Ils déplorent ce vote intervenu à l'Assemblée nationale dans le cadre du projet de loi de finances ramenant de 40 à 15 % le crédit d'impôt destiné à aider les habitants pour réaliser des travaux de renforcement de leurs habitations imposés par la loi du 30 juillet 2003 relative à la prévention des risques technologiques.
Amaris, FNE, l'Ufip et l'UIC rappellent que la disposition introduite dans la loi Grenelle 2, à savoir une augmentation du crédit d'impôt, porté à 40 %, a conduit les industriels et les collectivités locales percevant la contribution économique territoriale (CET) à s’engager à apporter, chacun, une aide supplémentaire de 20 % du montant des travaux. La prise en charge du coût des travaux pourrait atteindre ainsi 80 % du montant total plafonné à 30 000 euros et représente un surcoût de crédit d’impôt pour l'Etat de 3 à 4 millions d’euros par an, en année de pleine charge. Ce résultat est conforme aux conclusions de la table ronde sur les risques industriels et il est le fruit d’un travail entre toutes les parties prenantes (Etat, élus, associations et industriels).
> Amaris, FNE, l'Ufic et l'UIC demandent donc :
- Le rétablissement du crédit d'impôt limité à 40 %, plafonné à 30 000 euros pour les habitants vivant dans la zone Seveso de prescription qui, par conséquent, sont obligés de réaliser des travaux.

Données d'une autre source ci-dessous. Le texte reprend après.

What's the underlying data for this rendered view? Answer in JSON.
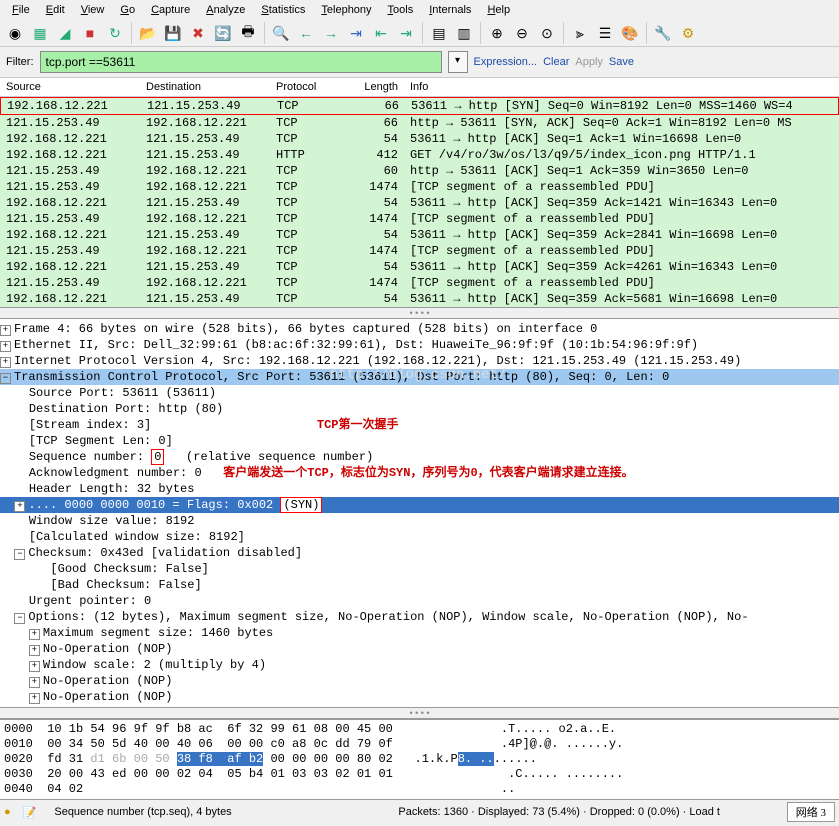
{
  "menu": [
    "File",
    "Edit",
    "View",
    "Go",
    "Capture",
    "Analyze",
    "Statistics",
    "Telephony",
    "Tools",
    "Internals",
    "Help"
  ],
  "filter": {
    "label": "Filter:",
    "value": "tcp.port ==53611",
    "expr": "Expression...",
    "clear": "Clear",
    "apply": "Apply",
    "save": "Save"
  },
  "headers": {
    "src": "Source",
    "dst": "Destination",
    "proto": "Protocol",
    "len": "Length",
    "info": "Info"
  },
  "packets": [
    {
      "src": "192.168.12.221",
      "dst": "121.15.253.49",
      "proto": "TCP",
      "len": "66",
      "info": "53611 → http [SYN] Seq=0 Win=8192 Len=0 MSS=1460 WS=4",
      "sel": true
    },
    {
      "src": "121.15.253.49",
      "dst": "192.168.12.221",
      "proto": "TCP",
      "len": "66",
      "info": "http → 53611 [SYN, ACK] Seq=0 Ack=1 Win=8192 Len=0 MS"
    },
    {
      "src": "192.168.12.221",
      "dst": "121.15.253.49",
      "proto": "TCP",
      "len": "54",
      "info": "53611 → http [ACK] Seq=1 Ack=1 Win=16698 Len=0"
    },
    {
      "src": "192.168.12.221",
      "dst": "121.15.253.49",
      "proto": "HTTP",
      "len": "412",
      "info": "GET /v4/ro/3w/os/l3/q9/5/index_icon.png HTTP/1.1"
    },
    {
      "src": "121.15.253.49",
      "dst": "192.168.12.221",
      "proto": "TCP",
      "len": "60",
      "info": "http → 53611 [ACK] Seq=1 Ack=359 Win=3650 Len=0"
    },
    {
      "src": "121.15.253.49",
      "dst": "192.168.12.221",
      "proto": "TCP",
      "len": "1474",
      "info": "[TCP segment of a reassembled PDU]"
    },
    {
      "src": "192.168.12.221",
      "dst": "121.15.253.49",
      "proto": "TCP",
      "len": "54",
      "info": "53611 → http [ACK] Seq=359 Ack=1421 Win=16343 Len=0"
    },
    {
      "src": "121.15.253.49",
      "dst": "192.168.12.221",
      "proto": "TCP",
      "len": "1474",
      "info": "[TCP segment of a reassembled PDU]"
    },
    {
      "src": "192.168.12.221",
      "dst": "121.15.253.49",
      "proto": "TCP",
      "len": "54",
      "info": "53611 → http [ACK] Seq=359 Ack=2841 Win=16698 Len=0"
    },
    {
      "src": "121.15.253.49",
      "dst": "192.168.12.221",
      "proto": "TCP",
      "len": "1474",
      "info": "[TCP segment of a reassembled PDU]"
    },
    {
      "src": "192.168.12.221",
      "dst": "121.15.253.49",
      "proto": "TCP",
      "len": "54",
      "info": "53611 → http [ACK] Seq=359 Ack=4261 Win=16343 Len=0"
    },
    {
      "src": "121.15.253.49",
      "dst": "192.168.12.221",
      "proto": "TCP",
      "len": "1474",
      "info": "[TCP segment of a reassembled PDU]"
    },
    {
      "src": "192.168.12.221",
      "dst": "121.15.253.49",
      "proto": "TCP",
      "len": "54",
      "info": "53611 → http [ACK] Seq=359 Ack=5681 Win=16698 Len=0"
    }
  ],
  "det": {
    "frame": "Frame 4: 66 bytes on wire (528 bits), 66 bytes captured (528 bits) on interface 0",
    "eth": "Ethernet II, Src: Dell_32:99:61 (b8:ac:6f:32:99:61), Dst: HuaweiTe_96:9f:9f (10:1b:54:96:9f:9f)",
    "ip": "Internet Protocol Version 4, Src: 192.168.12.221 (192.168.12.221), Dst: 121.15.253.49 (121.15.253.49)",
    "tcp": "Transmission Control Protocol, Src Port: 53611 (53611), Dst Port: http (80), Seq: 0, Len: 0",
    "srcport": "Source Port: 53611 (53611)",
    "dstport": "Destination Port: http (80)",
    "stream": "[Stream index: 3]",
    "seglen": "[TCP Segment Len: 0]",
    "seqlbl": "Sequence number: ",
    "seqval": "0",
    "seqrel": "   (relative sequence number)",
    "ack": "Acknowledgment number: 0",
    "hdrlen": "Header Length: 32 bytes",
    "flags_pre": ".... 0000 0000 0010 = Flags: 0x002 ",
    "flags_syn": "(SYN)",
    "win": "Window size value: 8192",
    "calcwin": "[Calculated window size: 8192]",
    "chksum": "Checksum: 0x43ed [validation disabled]",
    "goodck": "[Good Checksum: False]",
    "badck": "[Bad Checksum: False]",
    "urg": "Urgent pointer: 0",
    "opts": "Options: (12 bytes), Maximum segment size, No-Operation (NOP), Window scale, No-Operation (NOP), No-",
    "mss": "Maximum segment size: 1460 bytes",
    "nop": "No-Operation (NOP)",
    "wscale": "Window scale: 2 (multiply by 4)"
  },
  "anno": {
    "title": "TCP第一次握手",
    "note": "客户端发送一个TCP，标志位为SYN，序列号为0，代表客户端请求建立连接。"
  },
  "watermark": "http://blog.csdn.net/",
  "hex": [
    {
      "off": "0000",
      "b": "10 1b 54 96 9f 9f b8 ac  6f 32 99 61 08 00 45 00",
      "a": ".T..... o2.a..E."
    },
    {
      "off": "0010",
      "b": "00 34 50 5d 40 00 40 06  00 00 c0 a8 0c dd 79 0f",
      "a": ".4P]@.@. ......y."
    },
    {
      "off": "0020",
      "b": "fd 31 ",
      "dim": "d1 6b 00 50 ",
      "hl": "38 f8  af b2",
      "b2": " 00 00 00 00 80 02",
      "a": ".1.k.P",
      "ahl": "8. ..",
      "a2": "......"
    },
    {
      "off": "0030",
      "b": "20 00 43 ed 00 00 02 04  05 b4 01 03 03 02 01 01",
      "a": " .C..... ........"
    },
    {
      "off": "0040",
      "b": "04 02",
      "a": ".."
    }
  ],
  "status": {
    "field": "Sequence number (tcp.seq), 4 bytes",
    "stats": "Packets: 1360 · Displayed: 73 (5.4%) · Dropped: 0 (0.0%) · Load t",
    "tab": "网络 3"
  }
}
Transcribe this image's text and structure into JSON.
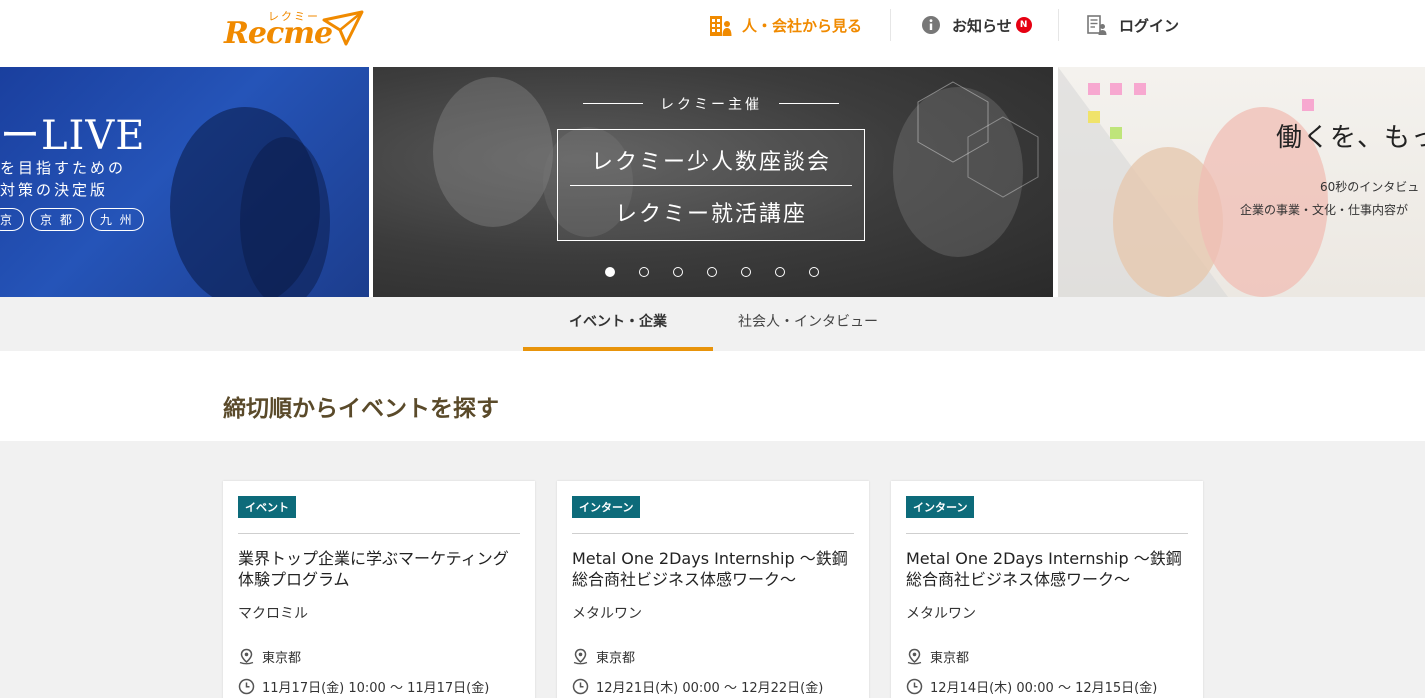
{
  "header": {
    "logo_kana": "レクミー",
    "logo_text": "Recme",
    "nav": {
      "people_label": "人・会社から見る",
      "news_label": "お知らせ",
      "news_badge": "N",
      "login_label": "ログイン"
    }
  },
  "carousel": {
    "left": {
      "title": "ーLIVE",
      "line1": "を目指すための",
      "line2": "対策の決定版",
      "pills": [
        "京",
        "京 都",
        "九 州"
      ]
    },
    "center": {
      "kicker": "レクミー主催",
      "line1": "レクミー少人数座談会",
      "line2": "レクミー就活講座"
    },
    "right": {
      "title": "働くを、もっ",
      "sub1": "60秒のインタビュ",
      "sub2": "企業の事業・文化・仕事内容が"
    },
    "dot_count": 7,
    "active_dot": 0
  },
  "tabs": [
    {
      "label": "イベント・企業",
      "active": true
    },
    {
      "label": "社会人・インタビュー",
      "active": false
    }
  ],
  "section": {
    "title": "締切順からイベントを探す"
  },
  "cards": [
    {
      "tag": "イベント",
      "title": "業界トップ企業に学ぶマーケティング体験プログラム",
      "company": "マクロミル",
      "location": "東京都",
      "date": "11月17日(金) 10:00 〜 11月17日(金)"
    },
    {
      "tag": "インターン",
      "title": "Metal One 2Days Internship 〜鉄鋼総合商社ビジネス体感ワーク〜",
      "company": "メタルワン",
      "location": "東京都",
      "date": "12月21日(木) 00:00 〜 12月22日(金)"
    },
    {
      "tag": "インターン",
      "title": "Metal One 2Days Internship 〜鉄鋼総合商社ビジネス体感ワーク〜",
      "company": "メタルワン",
      "location": "東京都",
      "date": "12月14日(木) 00:00 〜 12月15日(金)"
    }
  ],
  "colors": {
    "brand_orange": "#f08a00",
    "tab_underline": "#e8940b",
    "tag_teal": "#0d6b7a",
    "badge_red": "#e60012"
  }
}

- L’adoption, sans coût supplémentaire pour l'Etat et pour un réel bénéfice pour la sécurité des habitants concernés : d’un principe d’un apport supplémentaire via une convention bipartite (collectivités locales et exploitants à l’origine du risque) pour la prise en charge à hauteur de 20 % chacun du coût des travaux de renforcement du bâti ; du principe d’une convention tripartite (Etat, exploitant à l’origine du risque, collectivités territoriales percevant la CET) pour la prise en charge à part égale des mesures foncières lorsque les différents financeurs ne parviennent pas à un accord.
Par ailleurs, Amaris, FNE, l'Ufip et l'UIC demandent que soit prise en compte la situation des propriétaires bailleurs individuels en alignant leur situation sur celle des propriétaires occupants. Une absence d'aide pour les propriétaires bailleurs ferait prendre le risque de l'absence de protection des locataires, pourtant autant exposés.